There have been at least four groups named the Communist League in the UK, in addition to the Communist League of Karl Marx and Friedrich Engels, which was based in London.

The Communist League was the first Trotskyist group in Britain. It was formed in 1932 by former members of the Communist Party of Great Britain from Balham and Tooting in South London, including Harry Wicks . They had been expelled after forming a loose grouping inside the CPGB, known as the Balham Group or the British Left Opposition. They published a monthly newspaper named Red Flag.

In 1933, Trotsky suggested the group should enter the Independent Labour Party, but the leadership decided to attempt to influence the party's members without joining.

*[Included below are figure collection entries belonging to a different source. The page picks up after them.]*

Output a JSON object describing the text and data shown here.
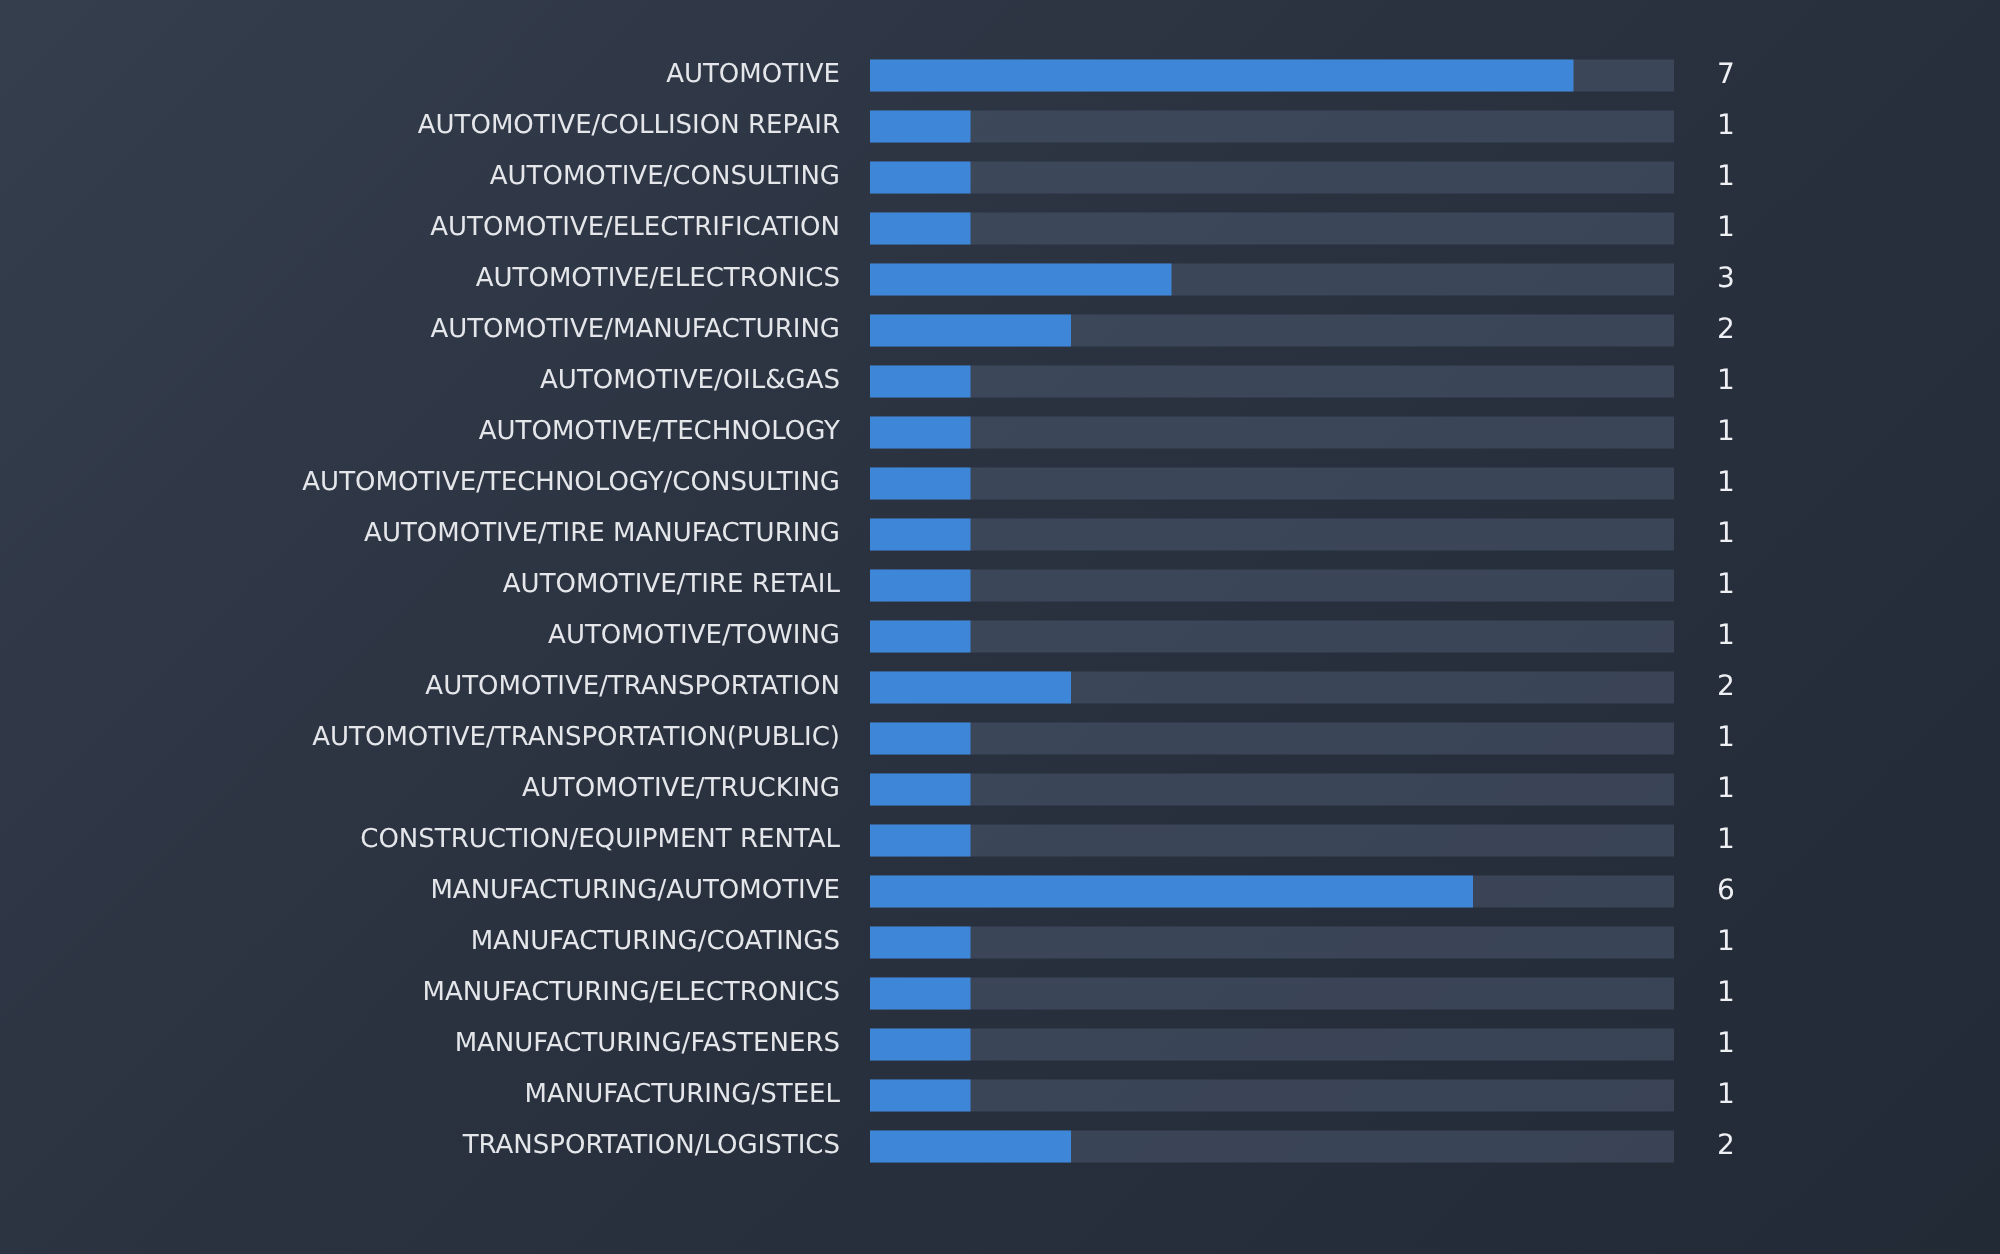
{
  "chart_data": {
    "type": "bar",
    "orientation": "horizontal",
    "categories": [
      "AUTOMOTIVE",
      "AUTOMOTIVE/COLLISION REPAIR",
      "AUTOMOTIVE/CONSULTING",
      "AUTOMOTIVE/ELECTRIFICATION",
      "AUTOMOTIVE/ELECTRONICS",
      "AUTOMOTIVE/MANUFACTURING",
      "AUTOMOTIVE/OIL&GAS",
      "AUTOMOTIVE/TECHNOLOGY",
      "AUTOMOTIVE/TECHNOLOGY/CONSULTING",
      "AUTOMOTIVE/TIRE MANUFACTURING",
      "AUTOMOTIVE/TIRE RETAIL",
      "AUTOMOTIVE/TOWING",
      "AUTOMOTIVE/TRANSPORTATION",
      "AUTOMOTIVE/TRANSPORTATION(PUBLIC)",
      "AUTOMOTIVE/TRUCKING",
      "CONSTRUCTION/EQUIPMENT RENTAL",
      "MANUFACTURING/AUTOMOTIVE",
      "MANUFACTURING/COATINGS",
      "MANUFACTURING/ELECTRONICS",
      "MANUFACTURING/FASTENERS",
      "MANUFACTURING/STEEL",
      "TRANSPORTATION/LOGISTICS"
    ],
    "values": [
      7,
      1,
      1,
      1,
      3,
      2,
      1,
      1,
      1,
      1,
      1,
      1,
      2,
      1,
      1,
      1,
      6,
      1,
      1,
      1,
      1,
      2
    ],
    "color": "#3d86d8",
    "xlim": [
      0,
      8
    ],
    "data_labels": true,
    "grid": false,
    "legend": false,
    "tick_labels": "y"
  }
}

In 1934, a small group did enter the ILP as the Bolshevik-Leninist Fraction, which C. L. R. James joined. Slow progress led to more splits, with the formation of the entrist Bolshevik-Leninist Group in the Labour Party in 1935.

A second Communist League is a tiny anti-revisionist group highly supportive of Stalin and Enver Hoxha, but rarely for a Stalinist grouping very hostile to Mao Zedong. Formed in 1995, it was led by Bill Bland until his death.

A third Communist League in Britain split from the Marxist Party in 1990, claiming to hold more closely to the ideas of Gerry Healy. It produced the magazine Socialist Futures.

A fourth Communist League in Britain was formed by a split in 1998 from Socialist Action and joined the American Socialist Workers Party's Pathfinder tendency. It maintained a bookshop in The Cut in London. Its members sold The Militant, the paper of the American Socialist Workers Party, which claims many of them work in the strategic meat packing industry.